Strana gente i fiorentini. S’indignano per la città svenduta e poi sono i primi a svenderla.
"Un classico, si giudica sempre solo quello che fanno gli altri. Io però, oltre che per lo snaturamento dei palazzi pieni di airbnb e di un centro che è sempre più respingente per i fiorentini, sono preoccupata per i giovani".
In che senso?
"Non possiamo essere noi a biasimare un ragazzo che mette a rendita la casa ereditata dalla nonna ma allo svilimento culturale di Firenze non ci pensiamo? La conoscenza, il mettersi in gioco servono per provare a progredire. Così invece ci si siede. Speriamo di non tornare a essere tutti come i servitori di piazza del Settecento che proponevano visite ai musei perché magari avevano qualche conoscenza negli uffici granducali".
Il paragone con la vicina Prato per esempio è impietoso. Negli ultimi decenni ha prodotto premi Oscar, premi Strega... Forse perché aveva fame. E Firenze? Satolla?
"Certo, è un esempio che regge. Se non si ha lo stimolo di crescere e ci si accontenta...".
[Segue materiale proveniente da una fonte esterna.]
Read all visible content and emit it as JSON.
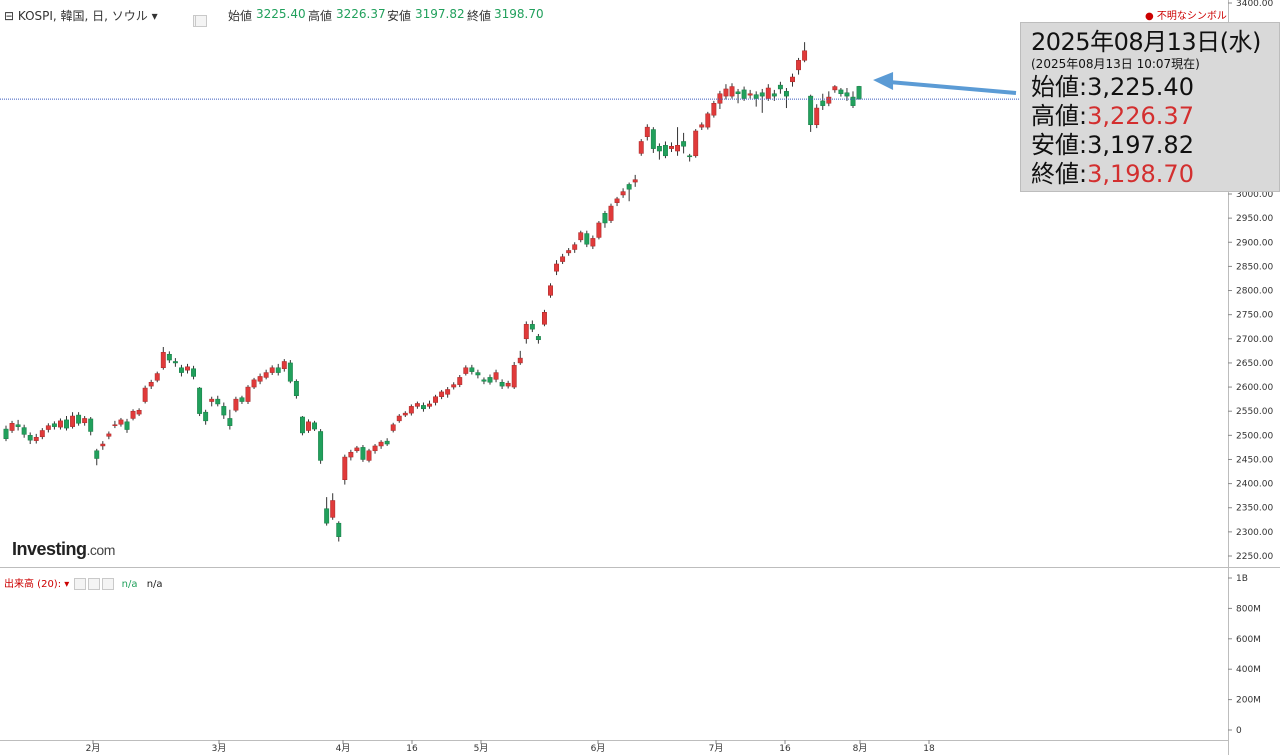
{
  "header": {
    "symbol_label": "⊟ KOSPI, 韓国, 日, ソウル ▾",
    "open_label": "始値",
    "open_value": "3225.40",
    "high_label": "高値",
    "high_value": "3226.37",
    "low_label": "安値",
    "low_value": "3197.82",
    "close_label": "終値",
    "close_value": "3198.70",
    "unknown_symbol": "● 不明なシンボル",
    "value_color": "#21a05c"
  },
  "info_box": {
    "date": "2025年08月13日(水)",
    "timestamp": "(2025年08月13日 10:07現在)",
    "rows": [
      {
        "label": "始値:",
        "value": "3,225.40",
        "color": "#111111"
      },
      {
        "label": "高値:",
        "value": "3,226.37",
        "color": "#d32f2f"
      },
      {
        "label": "安値:",
        "value": "3,197.82",
        "color": "#111111"
      },
      {
        "label": "終値:",
        "value": "3,198.70",
        "color": "#d32f2f"
      }
    ],
    "arrow_color": "#5b9bd5"
  },
  "logo": {
    "main": "Investing",
    "suffix": ".com"
  },
  "volume": {
    "label": "出来高 (20): ▾",
    "value1": "n/a",
    "value2": "n/a",
    "ticks": [
      "1B",
      "800M",
      "600M",
      "400M",
      "200M",
      "0"
    ],
    "tick_values": [
      1000,
      800,
      600,
      400,
      200,
      0
    ]
  },
  "colors": {
    "up": "#e03a3a",
    "down": "#21a05c",
    "wick": "#333333",
    "grid": "#e6e6e6",
    "current_line": "#3a5bbd"
  },
  "chart_data": {
    "type": "candlestick",
    "ylim": [
      2225,
      3400
    ],
    "y_ticks": [
      3400,
      3000,
      2950,
      2900,
      2850,
      2800,
      2750,
      2700,
      2650,
      2600,
      2550,
      2500,
      2450,
      2400,
      2350,
      2300,
      2250
    ],
    "y_tick_labels": [
      "3400.00",
      "3000.00",
      "2950.00",
      "2900.00",
      "2850.00",
      "2800.00",
      "2750.00",
      "2700.00",
      "2650.00",
      "2600.00",
      "2550.00",
      "2500.00",
      "2450.00",
      "2400.00",
      "2350.00",
      "2300.00",
      "2250.00"
    ],
    "x_ticks": [
      "2月",
      "3月",
      "4月",
      "16",
      "5月",
      "6月",
      "7月",
      "16",
      "8月",
      "18"
    ],
    "current_value": 3198.7,
    "candles": [
      [
        2513,
        2493,
        2520,
        2488
      ],
      [
        2510,
        2525,
        2530,
        2505
      ],
      [
        2522,
        2518,
        2532,
        2510
      ],
      [
        2516,
        2502,
        2522,
        2495
      ],
      [
        2500,
        2490,
        2506,
        2482
      ],
      [
        2489,
        2496,
        2503,
        2483
      ],
      [
        2497,
        2510,
        2515,
        2492
      ],
      [
        2512,
        2520,
        2525,
        2506
      ],
      [
        2524,
        2518,
        2529,
        2512
      ],
      [
        2517,
        2530,
        2535,
        2512
      ],
      [
        2532,
        2515,
        2540,
        2510
      ],
      [
        2518,
        2540,
        2548,
        2514
      ],
      [
        2542,
        2525,
        2548,
        2520
      ],
      [
        2526,
        2535,
        2540,
        2520
      ],
      [
        2534,
        2508,
        2538,
        2500
      ],
      [
        2468,
        2452,
        2472,
        2438
      ],
      [
        2478,
        2482,
        2488,
        2470
      ],
      [
        2498,
        2503,
        2508,
        2492
      ],
      [
        2520,
        2522,
        2530,
        2515
      ],
      [
        2523,
        2532,
        2536,
        2518
      ],
      [
        2528,
        2512,
        2534,
        2505
      ],
      [
        2535,
        2550,
        2554,
        2531
      ],
      [
        2544,
        2552,
        2556,
        2540
      ],
      [
        2570,
        2598,
        2603,
        2566
      ],
      [
        2602,
        2610,
        2615,
        2596
      ],
      [
        2614,
        2628,
        2632,
        2610
      ],
      [
        2640,
        2672,
        2683,
        2636
      ],
      [
        2668,
        2656,
        2674,
        2650
      ],
      [
        2653,
        2650,
        2660,
        2642
      ],
      [
        2640,
        2630,
        2646,
        2622
      ],
      [
        2635,
        2642,
        2648,
        2628
      ],
      [
        2638,
        2622,
        2644,
        2616
      ],
      [
        2598,
        2545,
        2600,
        2540
      ],
      [
        2548,
        2530,
        2553,
        2522
      ],
      [
        2570,
        2575,
        2580,
        2560
      ],
      [
        2575,
        2565,
        2582,
        2560
      ],
      [
        2560,
        2542,
        2568,
        2534
      ],
      [
        2535,
        2520,
        2553,
        2512
      ],
      [
        2552,
        2575,
        2580,
        2548
      ],
      [
        2578,
        2570,
        2582,
        2565
      ],
      [
        2570,
        2600,
        2604,
        2565
      ],
      [
        2600,
        2615,
        2619,
        2596
      ],
      [
        2612,
        2622,
        2628,
        2606
      ],
      [
        2620,
        2630,
        2636,
        2616
      ],
      [
        2630,
        2640,
        2645,
        2625
      ],
      [
        2640,
        2630,
        2648,
        2624
      ],
      [
        2638,
        2653,
        2658,
        2632
      ],
      [
        2650,
        2612,
        2656,
        2608
      ],
      [
        2612,
        2582,
        2616,
        2576
      ],
      [
        2538,
        2505,
        2540,
        2500
      ],
      [
        2510,
        2528,
        2533,
        2505
      ],
      [
        2526,
        2513,
        2530,
        2509
      ],
      [
        2508,
        2448,
        2513,
        2441
      ],
      [
        2348,
        2318,
        2372,
        2313
      ],
      [
        2330,
        2365,
        2380,
        2325
      ],
      [
        2318,
        2290,
        2322,
        2280
      ],
      [
        2408,
        2455,
        2460,
        2398
      ],
      [
        2455,
        2465,
        2470,
        2448
      ],
      [
        2468,
        2474,
        2478,
        2464
      ],
      [
        2475,
        2450,
        2480,
        2445
      ],
      [
        2448,
        2468,
        2472,
        2444
      ],
      [
        2468,
        2478,
        2482,
        2462
      ],
      [
        2478,
        2486,
        2490,
        2472
      ],
      [
        2488,
        2482,
        2494,
        2478
      ],
      [
        2510,
        2522,
        2526,
        2506
      ],
      [
        2530,
        2540,
        2544,
        2526
      ],
      [
        2542,
        2546,
        2550,
        2538
      ],
      [
        2546,
        2560,
        2564,
        2541
      ],
      [
        2560,
        2566,
        2570,
        2555
      ],
      [
        2562,
        2555,
        2568,
        2549
      ],
      [
        2560,
        2565,
        2572,
        2555
      ],
      [
        2568,
        2580,
        2584,
        2562
      ],
      [
        2580,
        2590,
        2594,
        2575
      ],
      [
        2585,
        2595,
        2600,
        2578
      ],
      [
        2600,
        2605,
        2610,
        2595
      ],
      [
        2605,
        2620,
        2625,
        2600
      ],
      [
        2628,
        2640,
        2645,
        2624
      ],
      [
        2640,
        2632,
        2646,
        2626
      ],
      [
        2630,
        2625,
        2636,
        2618
      ],
      [
        2615,
        2612,
        2620,
        2606
      ],
      [
        2620,
        2610,
        2626,
        2605
      ],
      [
        2616,
        2630,
        2636,
        2610
      ],
      [
        2610,
        2602,
        2616,
        2596
      ],
      [
        2602,
        2608,
        2613,
        2597
      ],
      [
        2600,
        2645,
        2652,
        2596
      ],
      [
        2650,
        2660,
        2675,
        2646
      ],
      [
        2700,
        2730,
        2736,
        2690
      ],
      [
        2730,
        2720,
        2738,
        2714
      ],
      [
        2705,
        2698,
        2710,
        2690
      ],
      [
        2730,
        2755,
        2760,
        2726
      ],
      [
        2790,
        2810,
        2815,
        2785
      ],
      [
        2840,
        2855,
        2863,
        2832
      ],
      [
        2860,
        2870,
        2876,
        2855
      ],
      [
        2878,
        2883,
        2888,
        2872
      ],
      [
        2885,
        2895,
        2900,
        2878
      ],
      [
        2905,
        2920,
        2924,
        2900
      ],
      [
        2918,
        2896,
        2924,
        2890
      ],
      [
        2892,
        2908,
        2914,
        2886
      ],
      [
        2910,
        2940,
        2944,
        2906
      ],
      [
        2960,
        2940,
        2965,
        2930
      ],
      [
        2945,
        2975,
        2980,
        2940
      ],
      [
        2982,
        2990,
        2994,
        2975
      ],
      [
        2998,
        3005,
        3012,
        2992
      ],
      [
        3020,
        3010,
        3024,
        2985
      ],
      [
        3025,
        3030,
        3040,
        3015
      ],
      [
        3085,
        3110,
        3115,
        3080
      ],
      [
        3120,
        3140,
        3146,
        3112
      ],
      [
        3135,
        3095,
        3140,
        3086
      ],
      [
        3100,
        3090,
        3106,
        3072
      ],
      [
        3102,
        3080,
        3110,
        3075
      ],
      [
        3095,
        3100,
        3108,
        3088
      ],
      [
        3090,
        3102,
        3140,
        3080
      ],
      [
        3110,
        3100,
        3128,
        3085
      ],
      [
        3080,
        3078,
        3084,
        3068
      ],
      [
        3080,
        3132,
        3136,
        3076
      ],
      [
        3140,
        3145,
        3150,
        3134
      ],
      [
        3140,
        3168,
        3172,
        3135
      ],
      [
        3165,
        3190,
        3195,
        3160
      ],
      [
        3190,
        3210,
        3216,
        3178
      ],
      [
        3205,
        3220,
        3230,
        3198
      ],
      [
        3205,
        3225,
        3232,
        3200
      ],
      [
        3214,
        3210,
        3220,
        3190
      ],
      [
        3218,
        3200,
        3225,
        3195
      ],
      [
        3207,
        3210,
        3218,
        3200
      ],
      [
        3208,
        3200,
        3215,
        3183
      ],
      [
        3212,
        3205,
        3220,
        3170
      ],
      [
        3200,
        3222,
        3230,
        3195
      ],
      [
        3210,
        3205,
        3218,
        3195
      ],
      [
        3228,
        3220,
        3235,
        3210
      ],
      [
        3215,
        3205,
        3222,
        3180
      ],
      [
        3235,
        3245,
        3252,
        3225
      ],
      [
        3260,
        3280,
        3285,
        3250
      ],
      [
        3280,
        3300,
        3318,
        3276
      ],
      [
        3205,
        3145,
        3208,
        3130
      ],
      [
        3145,
        3180,
        3188,
        3138
      ],
      [
        3195,
        3185,
        3210,
        3176
      ],
      [
        3190,
        3203,
        3215,
        3184
      ],
      [
        3218,
        3225,
        3228,
        3212
      ],
      [
        3218,
        3210,
        3222,
        3204
      ],
      [
        3212,
        3205,
        3222,
        3195
      ],
      [
        3203,
        3185,
        3215,
        3180
      ],
      [
        3225.4,
        3198.7,
        3226.37,
        3197.82
      ]
    ]
  }
}
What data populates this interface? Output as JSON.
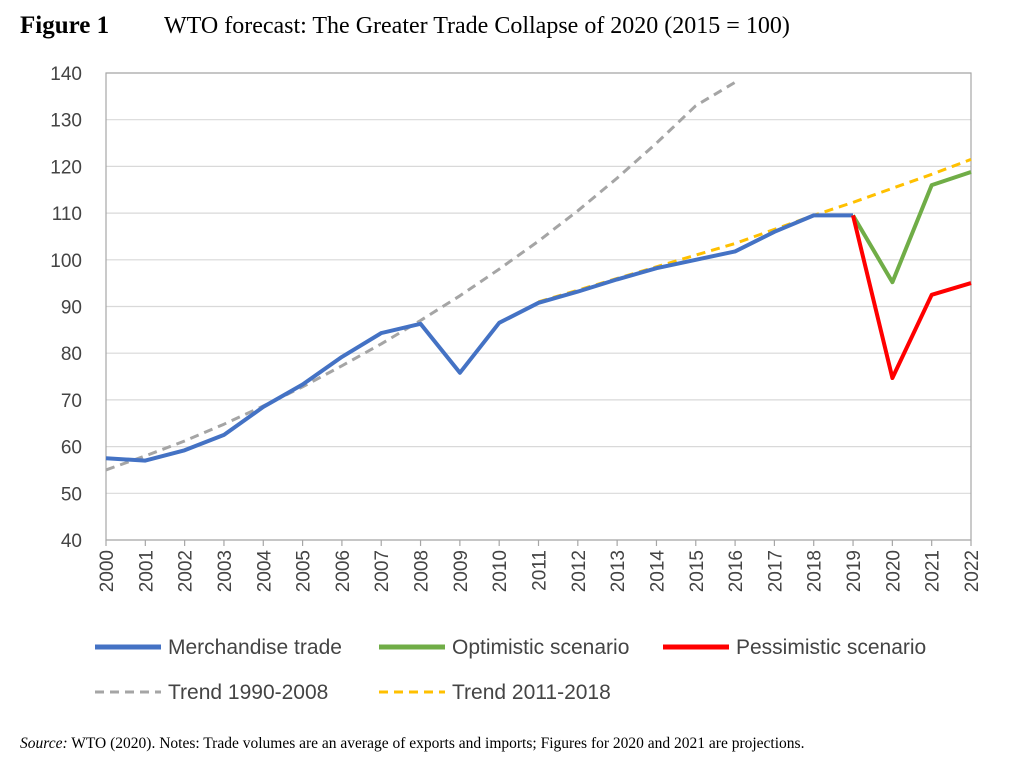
{
  "figure": {
    "label": "Figure 1",
    "title": "WTO forecast: The Greater Trade Collapse of 2020 (2015 = 100)"
  },
  "source": {
    "label": "Source:",
    "text": " WTO (2020). Notes: Trade volumes are an average of exports and imports; Figures for 2020 and 2021 are projections."
  },
  "chart_data": {
    "type": "line",
    "title": "WTO forecast: The Greater Trade Collapse of 2020 (2015 = 100)",
    "xlabel": "",
    "ylabel": "",
    "x": [
      "2000",
      "2001",
      "2002",
      "2003",
      "2004",
      "2005",
      "2006",
      "2007",
      "2008",
      "2009",
      "2010",
      "2011",
      "2012",
      "2013",
      "2014",
      "2015",
      "2016",
      "2017",
      "2018",
      "2019",
      "2020",
      "2021",
      "2022"
    ],
    "ylim": [
      40,
      140
    ],
    "yticks": [
      40,
      50,
      60,
      70,
      80,
      90,
      100,
      110,
      120,
      130,
      140
    ],
    "grid": true,
    "legend_position": "bottom",
    "series": [
      {
        "name": "Merchandise trade",
        "color": "#4472C4",
        "style": "solid",
        "points": [
          [
            2000,
            57.5
          ],
          [
            2001,
            57
          ],
          [
            2002,
            59.2
          ],
          [
            2003,
            62.5
          ],
          [
            2004,
            68.5
          ],
          [
            2005,
            73.3
          ],
          [
            2006,
            79.2
          ],
          [
            2007,
            84.3
          ],
          [
            2008,
            86.3
          ],
          [
            2009,
            75.8
          ],
          [
            2010,
            86.5
          ],
          [
            2011,
            90.8
          ],
          [
            2012,
            93.2
          ],
          [
            2013,
            95.8
          ],
          [
            2014,
            98.2
          ],
          [
            2015,
            100
          ],
          [
            2016,
            101.8
          ],
          [
            2017,
            106
          ],
          [
            2018,
            109.5
          ],
          [
            2019,
            109.5
          ]
        ]
      },
      {
        "name": "Optimistic scenario",
        "color": "#70AD47",
        "style": "solid",
        "points": [
          [
            2019,
            109.5
          ],
          [
            2020,
            95.2
          ],
          [
            2021,
            116
          ],
          [
            2022,
            118.8
          ]
        ]
      },
      {
        "name": "Pessimistic scenario",
        "color": "#FF0000",
        "style": "solid",
        "points": [
          [
            2019,
            109.5
          ],
          [
            2020,
            74.7
          ],
          [
            2021,
            92.5
          ],
          [
            2022,
            95
          ]
        ]
      },
      {
        "name": "Trend 1990-2008",
        "color": "#A5A5A5",
        "style": "dashed",
        "points": [
          [
            2000,
            55
          ],
          [
            2001,
            58
          ],
          [
            2002,
            61.2
          ],
          [
            2003,
            64.8
          ],
          [
            2004,
            68.7
          ],
          [
            2005,
            72.8
          ],
          [
            2006,
            77.3
          ],
          [
            2007,
            82
          ],
          [
            2008,
            87
          ],
          [
            2009,
            92.3
          ],
          [
            2010,
            98
          ],
          [
            2011,
            104
          ],
          [
            2012,
            110.5
          ],
          [
            2013,
            117.5
          ],
          [
            2014,
            125
          ],
          [
            2015,
            133
          ],
          [
            2016,
            138
          ]
        ]
      },
      {
        "name": "Trend 2011-2018",
        "color": "#FFC000",
        "style": "dashed",
        "points": [
          [
            2011,
            91
          ],
          [
            2012,
            93.5
          ],
          [
            2013,
            96
          ],
          [
            2014,
            98.5
          ],
          [
            2015,
            101
          ],
          [
            2016,
            103.5
          ],
          [
            2017,
            106.5
          ],
          [
            2018,
            109.5
          ],
          [
            2019,
            112.3
          ],
          [
            2020,
            115.3
          ],
          [
            2021,
            118.3
          ],
          [
            2022,
            121.5
          ]
        ]
      }
    ],
    "legend_rows": [
      [
        "Merchandise trade",
        "Optimistic scenario",
        "Pessimistic scenario"
      ],
      [
        "Trend 1990-2008",
        "Trend 2011-2018"
      ]
    ]
  }
}
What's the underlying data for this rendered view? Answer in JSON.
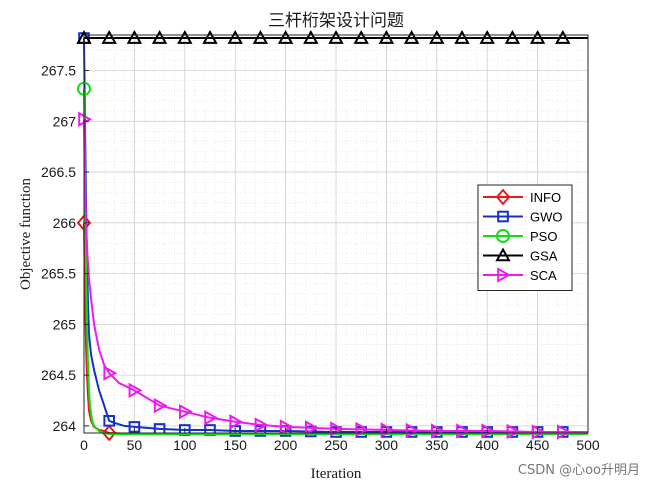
{
  "chart_data": {
    "type": "line",
    "title": "三杆桁架设计问题",
    "xlabel": "Iteration",
    "ylabel": "Objective function",
    "xlim": [
      0,
      500
    ],
    "ylim": [
      263.93,
      267.85
    ],
    "xticks": [
      "0",
      "50",
      "100",
      "150",
      "200",
      "250",
      "300",
      "350",
      "400",
      "450",
      "500"
    ],
    "yticks": [
      "264",
      "264.5",
      "265",
      "265.5",
      "266",
      "266.5",
      "267",
      "267.5"
    ],
    "grid": true,
    "minor_grid": true,
    "legend_position": "right",
    "series": [
      {
        "name": "INFO",
        "color": "#e8191b",
        "marker": "diamond",
        "x": [
          0,
          1,
          2,
          3,
          4,
          5,
          7,
          10,
          15,
          20,
          25,
          50,
          75,
          100,
          150,
          200,
          300,
          400,
          500
        ],
        "y": [
          266.0,
          265.3,
          264.8,
          264.5,
          264.3,
          264.15,
          264.05,
          263.99,
          263.96,
          263.95,
          263.93,
          263.92,
          263.92,
          263.92,
          263.92,
          263.92,
          263.92,
          263.92,
          263.92
        ]
      },
      {
        "name": "GWO",
        "color": "#1430c8",
        "marker": "square",
        "x": [
          0,
          1,
          2,
          3,
          4,
          5,
          7,
          10,
          15,
          20,
          25,
          30,
          40,
          50,
          75,
          100,
          125,
          150,
          200,
          250,
          300,
          400,
          500
        ],
        "y": [
          267.82,
          267.0,
          266.2,
          265.6,
          265.2,
          264.9,
          264.7,
          264.55,
          264.35,
          264.2,
          264.05,
          264.03,
          264.0,
          263.99,
          263.97,
          263.96,
          263.96,
          263.95,
          263.95,
          263.94,
          263.94,
          263.94,
          263.94
        ]
      },
      {
        "name": "PSO",
        "color": "#10e010",
        "marker": "circle",
        "x": [
          0,
          1,
          2,
          3,
          4,
          5,
          6,
          8,
          10,
          15,
          20,
          25,
          50,
          100,
          200,
          300,
          400,
          500
        ],
        "y": [
          267.32,
          266.5,
          265.6,
          265.0,
          264.6,
          264.35,
          264.2,
          264.05,
          264.0,
          263.95,
          263.93,
          263.92,
          263.92,
          263.92,
          263.92,
          263.92,
          263.92,
          263.92
        ]
      },
      {
        "name": "GSA",
        "color": "#000000",
        "marker": "triangle-up",
        "x": [
          0,
          500
        ],
        "y": [
          267.82,
          267.82
        ]
      },
      {
        "name": "SCA",
        "color": "#ee1aee",
        "marker": "triangle-right",
        "x": [
          0,
          1,
          2,
          3,
          5,
          7,
          10,
          15,
          20,
          25,
          35,
          50,
          75,
          100,
          125,
          150,
          175,
          200,
          250,
          300,
          350,
          400,
          450,
          500
        ],
        "y": [
          267.02,
          266.4,
          266.0,
          265.75,
          265.45,
          265.25,
          265.0,
          264.75,
          264.6,
          264.52,
          264.42,
          264.35,
          264.2,
          264.14,
          264.08,
          264.04,
          264.01,
          263.99,
          263.97,
          263.96,
          263.95,
          263.95,
          263.94,
          263.94
        ]
      }
    ]
  },
  "watermark": "CSDN @心oo升明月"
}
Insomma la città non se la passa bene professoressa?
"Il centro storico. E’ ostile con gli stessi fiorentini. Perché mai io dovrei andare a vedere una vetrina in centro se non ce ne sono più di belle, se non c’è più la qualità? Tutti locali uguali che vendono merce scadente e che mi auguro in molti casi non siano attività di facciata. Meglio allora un centro commerciale in periferia no?".